A 29-year-old debut novelist has been shortlisted for this year’s Man Booker Prize for a book she began writing on her mobile phone on her way to work.
British writer Fiona Mozley is up for one of the world’s most prestigious literary prizes for Elmet, described by judges as ‘timeless in its epic mixture of violence and love’.
She sits alongside heavyweights like Scottish author Ali Smith and Mohsin Hamid for this year’s award in a US-heavy list – and she is second favourite to win the title at odds of 4/1.
Mozley began writing Elmet, set in the copses of Yorkshire, on a train from York, where she had been visiting family and where she grew up, to London, where she was going straight to work.
British writer Fiona Mozley is up for one of the world’s most prestigious literary prizes for Elmet, described by judges as ‘timeless in its epic mixture of violence and love’
She sits alongside heavyweights like Scottish author Ali Smith (pictured) and Mohsin Hamid for this year’s award in a US-heavy shortlist – and she is second favourite to win the title at odds of 4/1
Elmet wrote the first chapter as the landscape of her native Yorkshire whizzed past the window.
The author previously said that she kept her writing secret from friends because it spurred her on.
‘I did not want to set myself up for a fall, I didn’t want to expect it to be published,’ the author, who has worked for a literary agency in London, previously told the Evening Standard.
‘I thought, if I didn’t tell my friends I was writing it I’d be more likely to finish.
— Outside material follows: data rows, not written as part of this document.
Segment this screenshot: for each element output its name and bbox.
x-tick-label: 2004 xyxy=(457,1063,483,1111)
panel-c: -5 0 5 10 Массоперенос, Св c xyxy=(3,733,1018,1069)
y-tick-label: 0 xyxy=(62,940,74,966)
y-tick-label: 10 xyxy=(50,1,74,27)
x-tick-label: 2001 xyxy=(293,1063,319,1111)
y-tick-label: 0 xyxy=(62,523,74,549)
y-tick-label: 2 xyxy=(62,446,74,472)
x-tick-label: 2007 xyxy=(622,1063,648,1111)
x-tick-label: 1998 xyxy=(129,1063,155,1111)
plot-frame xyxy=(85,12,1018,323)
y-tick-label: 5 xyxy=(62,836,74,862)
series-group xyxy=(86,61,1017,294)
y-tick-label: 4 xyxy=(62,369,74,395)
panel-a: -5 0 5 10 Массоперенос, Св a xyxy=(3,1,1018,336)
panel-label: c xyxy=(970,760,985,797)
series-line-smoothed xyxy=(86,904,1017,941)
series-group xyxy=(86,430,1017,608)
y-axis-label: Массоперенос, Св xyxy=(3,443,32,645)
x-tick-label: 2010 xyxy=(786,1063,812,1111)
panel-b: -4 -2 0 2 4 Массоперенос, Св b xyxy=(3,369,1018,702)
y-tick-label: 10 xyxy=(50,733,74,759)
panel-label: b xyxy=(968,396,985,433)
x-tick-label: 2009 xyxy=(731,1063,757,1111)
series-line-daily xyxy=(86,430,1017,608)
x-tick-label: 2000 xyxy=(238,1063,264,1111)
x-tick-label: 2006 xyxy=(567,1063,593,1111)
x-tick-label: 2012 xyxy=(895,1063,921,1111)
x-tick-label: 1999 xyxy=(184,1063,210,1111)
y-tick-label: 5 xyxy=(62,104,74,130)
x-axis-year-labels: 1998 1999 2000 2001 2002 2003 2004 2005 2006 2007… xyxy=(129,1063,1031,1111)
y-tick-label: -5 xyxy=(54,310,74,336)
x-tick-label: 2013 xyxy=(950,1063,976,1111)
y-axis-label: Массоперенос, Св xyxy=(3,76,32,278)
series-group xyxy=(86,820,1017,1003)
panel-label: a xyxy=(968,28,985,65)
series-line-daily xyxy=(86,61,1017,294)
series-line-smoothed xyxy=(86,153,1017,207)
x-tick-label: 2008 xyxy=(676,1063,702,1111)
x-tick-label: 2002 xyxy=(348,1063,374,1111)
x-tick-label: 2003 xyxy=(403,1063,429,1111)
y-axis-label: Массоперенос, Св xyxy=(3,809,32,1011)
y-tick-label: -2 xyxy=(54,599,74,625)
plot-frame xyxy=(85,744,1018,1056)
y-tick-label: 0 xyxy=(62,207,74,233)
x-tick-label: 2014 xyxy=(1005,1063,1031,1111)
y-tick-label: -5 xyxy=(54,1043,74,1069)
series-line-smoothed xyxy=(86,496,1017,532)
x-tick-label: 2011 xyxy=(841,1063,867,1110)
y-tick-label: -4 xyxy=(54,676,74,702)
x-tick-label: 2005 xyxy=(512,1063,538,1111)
So I just got on with it.’
The result, Elmet, has been described as a ‘forceful’ and ‘tremendously potent’ first novel, which is ‘also timely’ on the ‘doomed resistance to the encouragement of an ever more faceless world’.
Since the longlist was announced, Elmet’s publisher, JM Originals, printed 13,000 copies but with the shortlist announcement it decided to make an additional 15,000.
Normally, titles on the JM Originals list have a print run of just 1,500.
Seen through the eyes of a child, Elmet is the story of a moody, philosophical bare-knuckle fighter who brings up his children ‘in defiance of social norms’.
British-Pakistani author Mohsin Hamid completes the shortlist for Exit West, about the movement of large numbers of people across the globe in search of freedom and those ‘caught up literally and metaphorically in crossfire’
US author Paul Auster’s 4321 is set against the backdrop of the Vietnam War and civil rights movement
Half the authors on the shortlist – including the bookies’ favourite to win, George Saunders (pictured) for Lincoln In The Bardo – are US authors
Emily Fridlund’s History Of Wolves explores ‘the effects of neglectful parenting’ and the repercussions of childhood isolation and loneliness and is set in ‘the austere wilds of Minnesota’
Heavyweight Arundhati Roy’s second novel The Ministry Of Utmost Happiness – her first in 20 years – has not been shortlisted while British literary star Zadie Smith’s Swing Time has also been dropped after making the longlist earlier this year.
Scottish author Smith has been shortlisted for the fourth time, this year for Autumn, a book ‘in part about Brexit’.
Part of a quartet of books, it is the story of a dying man ‘whose country seems to have changed after the Brexit vote’.
Judges said that it ‘deftly questions what it means to be displaced in one’s own country’ and is a ‘eulogy for lost time’.
Half the authors on the shortlist – including the bookies’ favourite to win, George Saunders for Lincoln In The Bardo – are US authors.
Lincoln In The Bardo focuses on a single night and actual historical event in the life of a ‘heartbroken’ Abraham Lincoln, when he lays to rest his 11-year-old son in a Washington cemetery.
While readers ‘might expect a book set in graveyard’ to ‘create a very dark world’ the book was ‘a great expansive torrent of a novel’, judges said.
Judges dismissed controversy over the number of US names on the list, saying that the shortlist – recently opened up to US writers – was ‘not about the nationality of the authors’ but ‘what is the best book’.
The other two US authors are Paul Auster for 4321, set against the backdrop of the Vietnam War and civil rights movement, and Emily Fridlund for History Of Wolves, which explores ‘the effects of neglectful parenting’ and the repercussions of childhood isolation and loneliness and is set in ‘the austere wilds of Minnesota’.
British-Pakistani author Mohsin Hamid completes the shortlist for Exit West, about the movement of large numbers of people across the globe in search of freedom and those ‘caught up literally and metaphorically in crossfire’.
Judges said that while the topics were varied, many of the books tackled parenting.
The winner of the shortlist, which features three men and three women, will be announced on October 17.